Think of how much money is stored away in bank accounts for Apple, Google, Microsoft, Amazon, Samsung, and other technology giants. If you don’t look closely then you won’t be able to see some of the cracks in their golden walls, or an impending meltdown. But there are signs.
Wherefore Art Thou, Problems?
Not one of those companies on my list is about to go out of business, but all is not rosy at every corner of each company. Let me take the easy examples first.
Apple – no company on planet earth has more cash than Apple. And few have as much debt, either, thanks to archaic U.S. tax laws which prevent repatriation of overseas profits. Oh, and iPhone, Mac, and iPad sales have been going down. Apple is highly profitable, but it’s spending far more under Tim Cook’s reign than it did under Steve Jobs to find the next great thing.
Microsoft – the Windows and Office maker has been asleep for a decade and it took a coup to overthrow the anemic CEO from yesteryear to get Microsoft onto a track for the future. What’s going on? Windows and Office still dominate the market, but that market is shrinking and Microsoft has almost no presence among the mobile product revolution save a few billion a year on patent royalties from Android makers.
Amazon – finally, the world’s largest online retail has begun to show a profit. By not spending so much. Amazon has competitors nipping at its digital heels, and expansion into other countries has not been effective, limiting the company’s growth. The company has a bevy of failed mobile devices and refuses to say how many of any of its own branded electronics it sells each quarter. That’s never a good sign. Wall Street’s support requires less spending, more profits, but, oh, keep up the growth, too. That’s easier said than done.
Google – it’s always better to save the best for last, and why Wall Street analysts castigate Apple for having too much of its business tied up in the iPhone (over 60-percent) but seems to ignore Alphabet’s one-trick pony problem with Google’s advertising revenue– well over 90-percent. That’s right. Nothing else at Alphabet makes any real money other than online advertising.
Wait. Isn’t Google into all kinds of things like Nest home automation, and Google’s self-driving car, and internet fiber installations all over the country? Yeah, uh huh. right. Next has proven to be something of a failure and failed to generate a return on the investment. Self-driving car? It’s more of a self-driving car press release printing machine. Google Fiber? The idea was to roll out high speed internet access to many markets around the country. After years of laying fiber, Google Fiber has barely 200,000 subscribers instead of the 5-million that was planned.
Instead of speeding up the groundbreaking fiber installations to attract more subscribers to the high-speed network, Google is cutting staff in half and scaling back plans. Why? Too much money is going out. Not enough money comes back in.
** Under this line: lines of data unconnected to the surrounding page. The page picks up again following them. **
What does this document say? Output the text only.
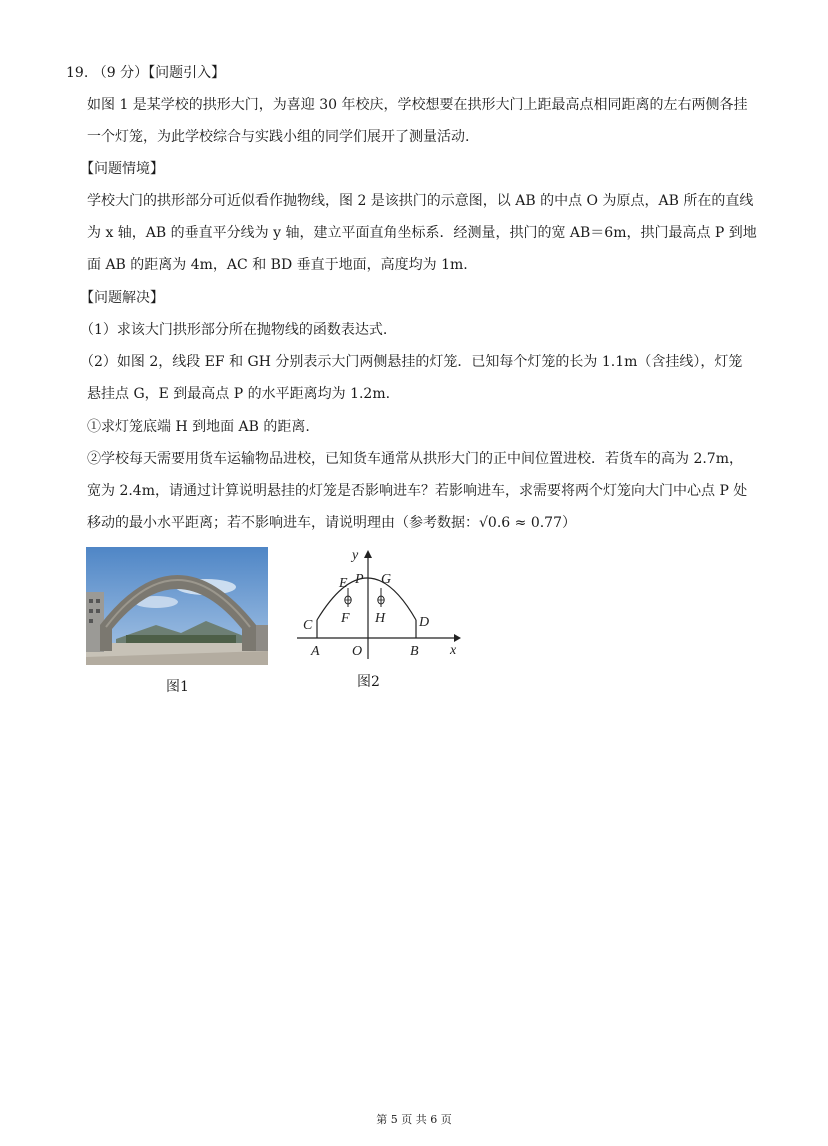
19. （9 分）【问题引入】
如图 1 是某学校的拱形大门，为喜迎 30 年校庆，学校想要在拱形大门上距最高点相同距离的左右两侧各挂
一个灯笼，为此学校综合与实践小组的同学们展开了测量活动.
【问题情境】
学校大门的拱形部分可近似看作抛物线，图 2 是该拱门的示意图，以 AB 的中点 O 为原点，AB 所在的直线
为 x 轴，AB 的垂直平分线为 y 轴，建立平面直角坐标系．经测量，拱门的宽 AB＝6m，拱门最高点 P 到地
面 AB 的距离为 4m，AC 和 BD 垂直于地面，高度均为 1m.
【问题解决】
（1）求该大门拱形部分所在抛物线的函数表达式.
（2）如图 2，线段 EF 和 GH 分别表示大门两侧悬挂的灯笼．已知每个灯笼的长为 1.1m（含挂线），灯笼
悬挂点 G，E 到最高点 P 的水平距离均为 1.2m.
①求灯笼底端 H 到地面 AB 的距离.
②学校每天需要用货车运输物品进校，已知货车通常从拱形大门的正中间位置进校．若货车的高为 2.7m，
宽为 2.4m，请通过计算说明悬挂的灯笼是否影响进车？若影响进车，求需要将两个灯笼向大门中心点 P 处
移动的最小水平距离；若不影响进车，请说明理由（参考数据：√0.6 ≈ 0.77）
图1
y
x
P
E G
F H
C	D
A O	B
图2
第 5 页 共 6 页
Therein lies the seeds to a coming technology meltdown. Google is a one-trick pony. Sales for iPhone, iPad, and Mac are going down, not up. Amazon can only make profits by not spending on infrastructure. Microsoft has almost no presence in the smartphone and tablet arena, other than giving software away (maybe they’ll make it up on volume).
None of those tech companies will go out of business soon, but the failure rate is growing.